Hisense Group, China's largest television manufacturer, plans to acquire up to 26% in Epack Durable’s subsidiary, Epack Manufacturing Technologies, to enhance its manufacturing presence in India. Epack is establishing a facility in Sri City, Andhra Pradesh, to produce appliances under the Hisense brand. Ajay DD Singhania, managing director of Epack, noted that this partnership aims for significant growth and export potential. The collaboration could generate nearly $1 billion in revenue over five years, aligning with the trend of Chinese companies partnering with Indian firms.
Hisense Group, recognized as China’s largest television producer and a key player in the appliance sector, is preparing to acquire a stake of up to 26% in Epack Durable’s wholly owned subsidiary. This strategic move promises to enhance manufacturing capabilities in India.
Epack is in the process of establishing a significant manufacturing facility in Sri City, Andhra Pradesh, aimed at producing air conditioners, refrigerators, washing machines, and small domestic appliances under the Hisense brand. The facility will be developed by Epack Manufacturing Technologies, the new subsidiary where Hisense plans to invest.
"Hisense is in talks to buy up to 26% equity in Epack Manufacturing Technologies,” stated Ajay DD Singhania, managing director of Epack Durable. “They have big plans for India and want to even export. There will be a component vendor park too. We have applied for 80-100 acres for the land in Sri City, and total investment plans are still under finalisation,” he elaborated.
While Singhania refrained from disclosing Epack's valuation or the specifics of the proposed investment, the collaboration is poised to benefit both companies significantly.
Hisense joins a growing list of Chinese firms, including MG Motor, Vivo, and Haier, that are forging partnerships with Indian companies. This trend aligns with the Indian government’s encouragement for foreign entities to establish equity alliances to enhance their presence in the market.
The company intends to seek foreign direct investment (FDI) approval for the deal shortly, as required under current regulations for investments from neighboring countries like China.
Acquiring a stake in Epack is crucial for Hisense, allowing it to bring its advanced technologies and production expertise to India.
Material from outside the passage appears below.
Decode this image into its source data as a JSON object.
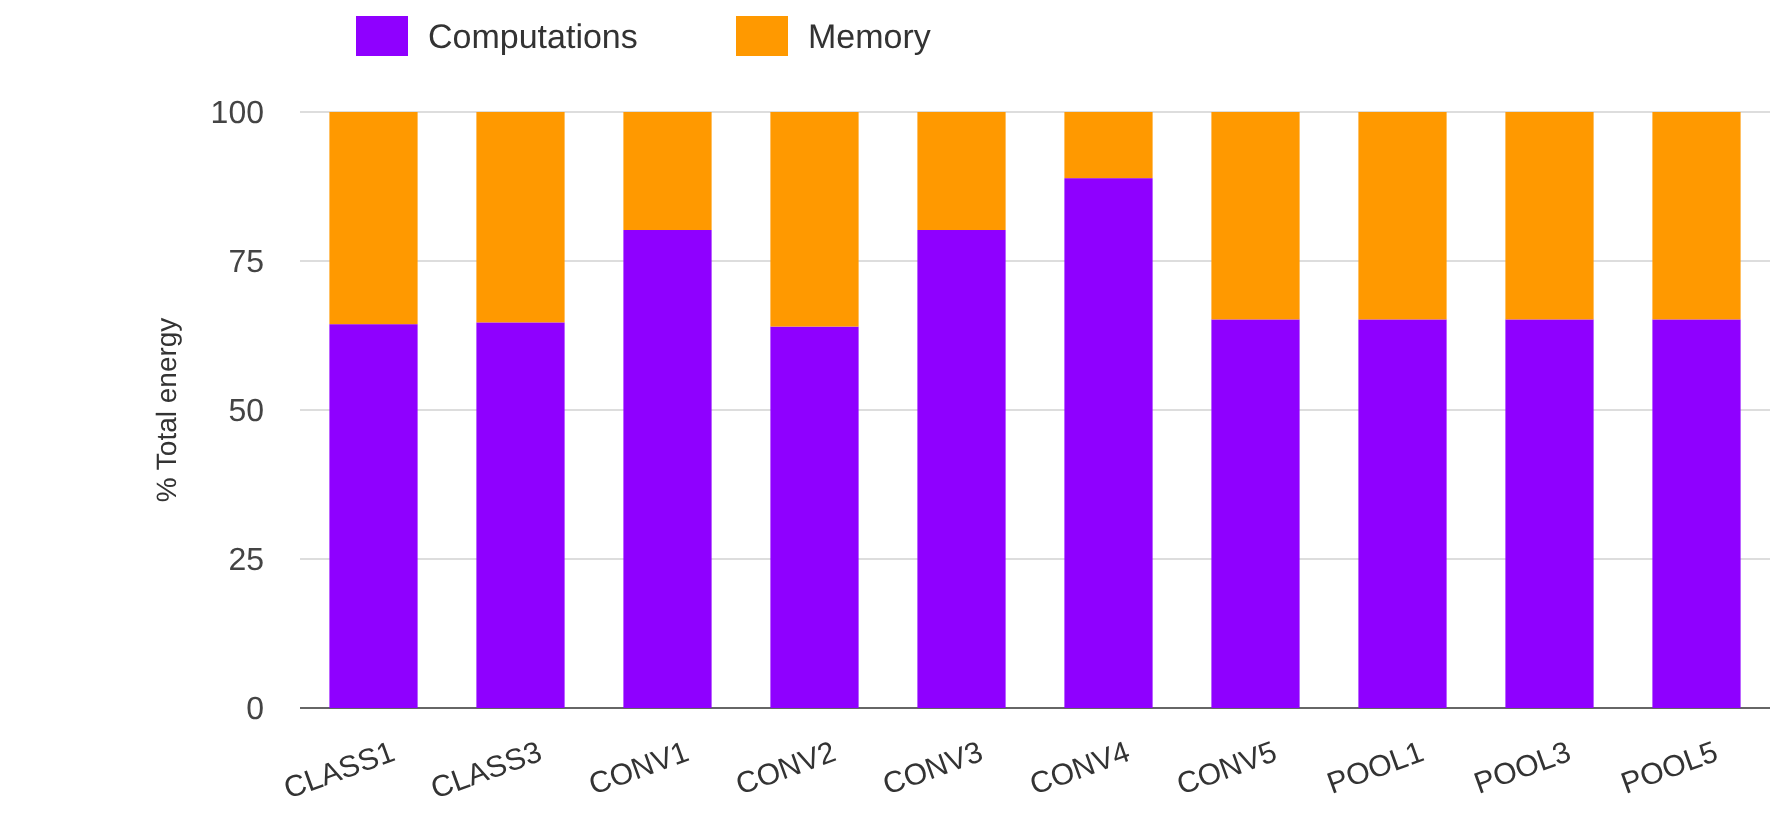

The companies signed a contract manufacturing agreement in October, which Hisense seeks to strengthen through this investment.
Industry estimates suggest that the planned facility will require a total investment of between ₹800 crore and ₹1,000 crore, spread over various phases.
Epack, which achieved sales of ₹1,419 crore in FY24, is India’s second largest contract manufacturer of air conditioners, providing services for well-known brands such as Daikin, Voltas, Panasonic, Haier, and Blue Star. It is currently revamping one of its existing plants with a ₹250 crore investment to start AC production for Hisense, projected to become operational by mid-2024.
Singhania anticipates that the partnership with Hisense could generate additional revenue of nearly $1 billion over the next five years.
Currently, Hisense sells televisions in India through e-commerce platforms, with production handled by contract manufacturers like Dixon Technologies and Bhagwati Products, affiliated with Micromax. The company is also expanding into offline retail sales.
An industry insider indicated that Hisense plans to pursue a similar equity arrangement for television manufacturing, contingent upon obtaining FDI approval for the Epack investment. This trend of minority equity partnerships between Chinese and Indian firms is becoming a favored approach for foreign investments in India.
In a related development, Haier India applied last year to invest ₹1,000 crore in a new factory, a proposal still awaiting government clearance. To navigate the investment landscape, Haier is considering selling up to a 49% stake to an Indian partner to facilitate its manufacturing plans.